On Tuesday, Barclays (LON:BARC) issued a downgrade for Mercedes-Benz (OTC:MBGAF) Group (MBG:GR) (OTC: DDAIF) stock, shifting its rating from Equalweight to Underweight. The investment firm also adjusted the price target for the automaker to €48.50, a decrease from the previous target of €65.00.
In the third quarter of 2024, Mercedes-Benz guided for an EBIT margin of 6-7% for its car division in the fourth quarter, with expectations of fewer one-offs, higher volume, and a slightly improved mix of traditional and electric vehicles (TEVs). This guidance came after the company reported a 4.7% EBIT margin for its cars in the third quarter of 2023.

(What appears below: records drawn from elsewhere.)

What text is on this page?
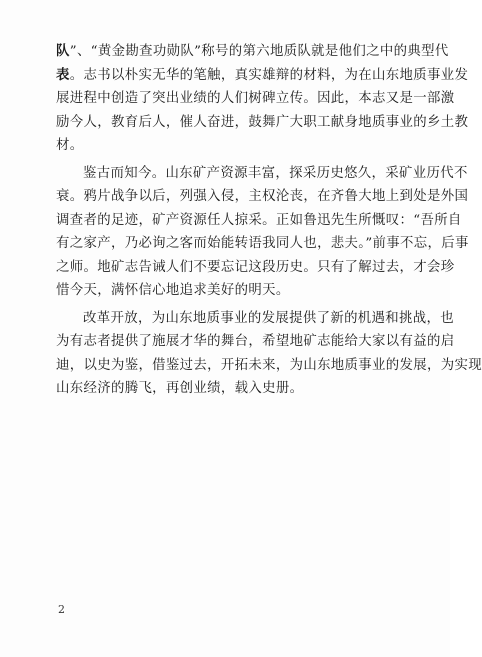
队”、“黄金勘查功勋队”称号的第六地质队就是他们之中的典型代
表。志书以朴实无华的笔触，真实雄辩的材料，为在山东地质事业发
展进程中创造了突出业绩的人们树碑立传。因此，本志又是一部激
励今人，教育后人，催人奋进，鼓舞广大职工献身地质事业的乡土教
材。
鉴古而知今。山东矿产资源丰富，探采历史悠久，采矿业历代不
衰。鸦片战争以后，列强入侵，主权沦丧，在齐鲁大地上到处是外国
调查者的足迹，矿产资源任人掠采。正如鲁迅先生所慨叹：“吾所自
有之家产，乃必询之客而始能转语我同人也，悲夫。”前事不忘，后事
之师。地矿志告诫人们不要忘记这段历史。只有了解过去，才会珍
惜今天，满怀信心地追求美好的明天。
改革开放，为山东地质事业的发展提供了新的机遇和挑战，也
为有志者提供了施展才华的舞台，希望地矿志能给大家以有益的启
迪，以史为鉴，借鉴过去，开拓未来，为山东地质事业的发展，为实现
山东经济的腾飞，再创业绩，载入史册。
2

However, the outlook suggested that the fourth quarter of 2024's performance might set a precedent for the financial years 2025 and 2026, hinting at a "new normal" level of profitability. The company's forward-looking statements indicated potential challenges, including limited volume growth, mix improvement, and likely negative pricing for new cars and residuals.
Mercedes-Benz's Chief Financial Officer, Harald Wilhelm, has communicated openly about the company's challenges, promising a comprehensive update in the first quarter of 2025. The company has also confirmed a Capital Markets Day for February 19, 2025, to further address the structural issues it's facing.
Barclays' analysis, taking into account the projected EBIT margin range for the fourth quarter of 2024, has led to the conclusion that their estimates are 7% to 17% below the current Bloomberg Group EBIT consensus. This revision reflects the firm's expectations of the automaker's financial performance in the near future.